Having small sips is much better than having an entire bottle of water every couple of hours. And, if you feel like you can’t keep track of time, set an alarm to remind you to drink some water.
Keep Your Water Easily Accessible
Putting your water bottle in the bottom of your backpack isn’t very helpful when you are hiking, as you will need to stop every 15 minutes to get it out, which will prolong your trip and stall your group.
Hydration bladders and soft bottles are great alternatives to bigger, standard bottles as you can fit them in outside pockets or even carry them in your jacket’s pockets.
They are also equipped with tubes that make it much easier to sip on the water without even having to take them out!
Even so, if carrying a classic water bottle is what you prefer, make sure to keep it in an accessible side pocket to easily get it from there without having to stop.
Don’t Forget About Your Electrolytes
When you plan on hiking for more than an hour, resupply your body with electrolytes to compensate for those lost through sweating.
Mass-produced sports drinks, such as Powerade, are typically too sweet, though.
However, you can dilute them with water, get powders or tablets like Nuun or Skratch Labs, or even end up making your own by mixing a teaspoon of salt with a teaspoon or two of fruit juice with the water that’s in your bottle.

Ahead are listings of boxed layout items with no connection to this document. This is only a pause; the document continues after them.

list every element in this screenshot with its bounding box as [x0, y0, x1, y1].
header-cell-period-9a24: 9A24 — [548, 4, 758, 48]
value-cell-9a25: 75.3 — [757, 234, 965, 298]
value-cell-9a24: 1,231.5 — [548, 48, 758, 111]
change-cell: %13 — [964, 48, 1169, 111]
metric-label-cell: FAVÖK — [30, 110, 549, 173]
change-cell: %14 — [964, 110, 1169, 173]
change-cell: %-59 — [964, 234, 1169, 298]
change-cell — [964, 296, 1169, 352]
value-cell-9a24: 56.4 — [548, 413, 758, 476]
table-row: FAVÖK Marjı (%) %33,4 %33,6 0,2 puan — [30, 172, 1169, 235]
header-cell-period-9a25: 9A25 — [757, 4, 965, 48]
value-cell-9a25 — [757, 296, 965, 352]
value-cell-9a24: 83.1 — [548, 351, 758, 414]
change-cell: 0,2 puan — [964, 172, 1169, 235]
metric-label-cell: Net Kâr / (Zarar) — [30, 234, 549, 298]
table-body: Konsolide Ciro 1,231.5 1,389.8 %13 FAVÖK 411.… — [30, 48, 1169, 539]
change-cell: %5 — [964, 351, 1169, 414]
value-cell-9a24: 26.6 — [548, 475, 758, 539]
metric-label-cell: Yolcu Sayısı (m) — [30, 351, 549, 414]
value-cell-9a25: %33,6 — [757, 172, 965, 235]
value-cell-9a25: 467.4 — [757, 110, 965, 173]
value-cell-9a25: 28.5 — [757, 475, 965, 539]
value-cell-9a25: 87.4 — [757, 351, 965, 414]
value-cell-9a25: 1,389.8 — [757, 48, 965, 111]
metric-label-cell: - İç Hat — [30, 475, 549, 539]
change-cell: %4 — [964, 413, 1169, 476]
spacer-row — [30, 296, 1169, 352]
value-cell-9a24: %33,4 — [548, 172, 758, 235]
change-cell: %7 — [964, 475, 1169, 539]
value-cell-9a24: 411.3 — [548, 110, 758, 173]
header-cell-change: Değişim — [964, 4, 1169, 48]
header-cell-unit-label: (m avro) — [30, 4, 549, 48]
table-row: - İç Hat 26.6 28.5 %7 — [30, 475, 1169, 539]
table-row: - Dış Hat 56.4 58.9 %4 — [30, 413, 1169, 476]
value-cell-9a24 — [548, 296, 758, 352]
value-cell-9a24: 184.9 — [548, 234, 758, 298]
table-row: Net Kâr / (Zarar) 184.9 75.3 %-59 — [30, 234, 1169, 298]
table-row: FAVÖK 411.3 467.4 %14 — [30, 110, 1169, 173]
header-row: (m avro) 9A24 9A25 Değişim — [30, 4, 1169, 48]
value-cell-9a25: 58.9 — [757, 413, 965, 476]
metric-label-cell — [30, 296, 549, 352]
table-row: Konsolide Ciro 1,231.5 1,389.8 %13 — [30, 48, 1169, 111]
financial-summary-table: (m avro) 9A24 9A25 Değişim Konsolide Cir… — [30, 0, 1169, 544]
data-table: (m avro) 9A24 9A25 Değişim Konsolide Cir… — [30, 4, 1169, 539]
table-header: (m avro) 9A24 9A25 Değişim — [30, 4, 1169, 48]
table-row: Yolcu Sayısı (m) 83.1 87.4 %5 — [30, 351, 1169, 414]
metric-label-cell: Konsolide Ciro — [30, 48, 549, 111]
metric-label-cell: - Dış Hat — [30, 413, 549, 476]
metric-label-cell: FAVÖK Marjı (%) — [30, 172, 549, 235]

If you prefer eating your electrolytes, packing some salty snacks is also a great way to do it.
Drink Pure Water
Refilling your water bottle isn’t always possible, but most hiking trails have some water source nearby at some point.
So, have a water filtration system or purifier with you and refill your bottle with fresh water. This way, you can get away with any illnesses caused by infected water.
Ignore The Weather
Many hikers tend to underestimate their body’s need for water when it’s cold outside but staying hydrated is extremely essential in cold weather as it is during a summertime day.
Our bodies can get cold way quicker when we are dehydrated, so if you want to keep yourself warm, drink your water.
However, many people dislike drinking cold water in the winter. Thankfully, the solution to that lies in the use of a thermos that can keep your water or hot tea at the right temperature.
Protect Your Skin From The Sun
Use sun cream, sun-protective layers, and a hat to shield yourself from the sunlight.
Exposure to sunlight accelerates dehydration, whereas shade (from your hat) keeps you cool in the summer, reduces the sweat produced, and thus keeps you more moisturized.
Plan Your Hiking Trip For When The Weather Is Cooler
When the weather is extremely hot, it is best to start your hiking trip early in the morning and take a break under some shade when the sun is at its peak (typically from 11a.m to 3 p.m).
You can then continue hiking till the sun has set.
The Bottom Line
Before going on a hiking trip, the most important thing to remember is to have enough water with you. Failing to do so will result in severe dehydration.
So, make sure you check yourself for signs of dehydration and sip on water regularly throughout the trip!